In the current circumstances of the failure of the opium strategy, the bloody fighting in Helmand, the row inside Nato and the argument about Paddy Ashdown's unacceptability to Hamid Karzai, the Afghan President, much of this pessimism seems appropriate. But if we are to follow its dictates, its proponents should do a better job of spelling out what it means. Anyone who still favours a military presence is easily decorated with the order of the armchair commentator, but let us see what other commentators are prepared to sit through.
Canada has already threatened to pull out its troops from Kandahar province in a year's time if other Nato countries don't contribute more. We must assume that if Britain were to begin to talk about a draw-down, then Canada would carry out this threat.

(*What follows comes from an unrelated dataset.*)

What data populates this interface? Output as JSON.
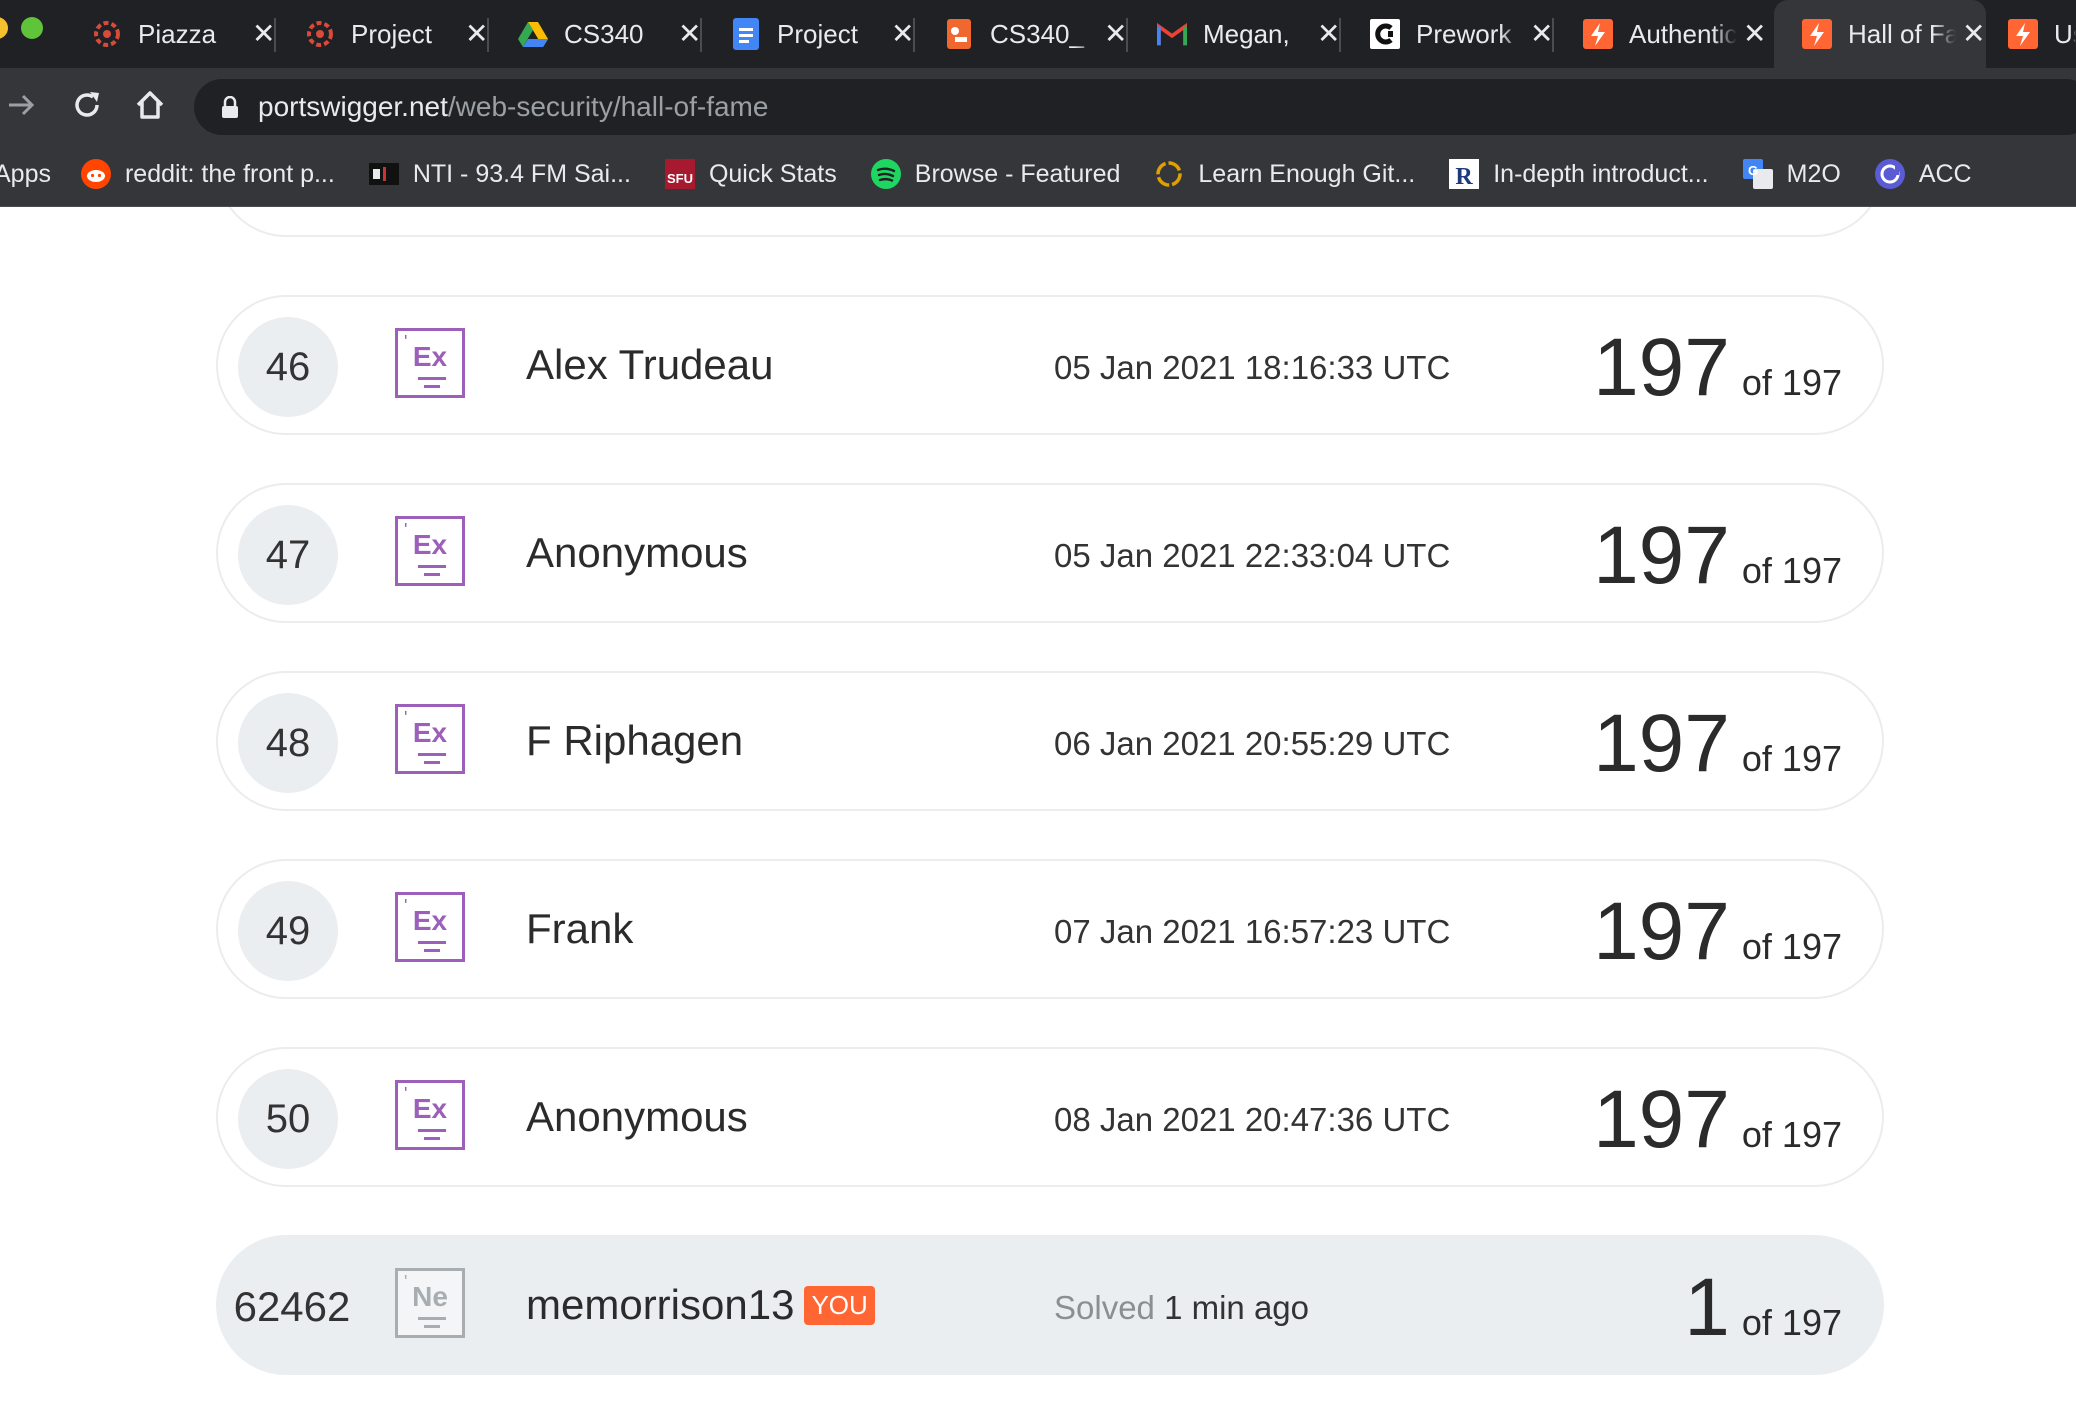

British forces would then be exposed in Helmand and, presumably, would also withdraw. Let us suppose that an angry and abandoned US follows the "lead" offered by its allies, and itself pulls out, leaving itself only an air-to-ground interdiction capability.
Here are the likely consequences of such a pattern. The Afghan Government would collapse, to be replaced by an overt civil war fought between the Taleban and local governors in the various provinces. A million or more Afghan refugees would again flee their country, many of them ending up in the West. Deprived of support from the US, as recommended by our commentators, President Musharraf or a successor would effectively withdraw from the border regions, leaving a vast lawless area from central Afghanistan to north central Pakistan. Al-Qaeda and other jihadists would operate from these areas as they did before 9/11. This time these forces - already capable of assassinating a popular democratic politician - would seriously impact upon the stability of Pakistan, which is a nuclear state.
Jihadists everywhere, from Indonesia to Palestine, would see this as a huge victory, democrats and moderates as a catastrophic defeat. There would hardly be a country, from Morocco to Malaysia, that wouldn't feel the impact of the reverse. That's before we calculate the cost to women and girls of no longer being educated or allowed medical treatment. And would there be less terror as a result?
No, there wouldn't. The fainthearts who think the War on Terror can be ducked need to understand that the nature of the game has changed. Afghanistan is essentially a single front in a global conflict. The ramifications of retreat (i.e. defeat) in Afghanistan will be global, from Teheran to Gaza, from Pyongyang to Caracas, the failure of Western resolve will render the world a far more dangerous place even than it is now. For all its faults, the current government of Afghanistan must be supported, and the Taleban neutralised. However bad things are now, they could be far worse.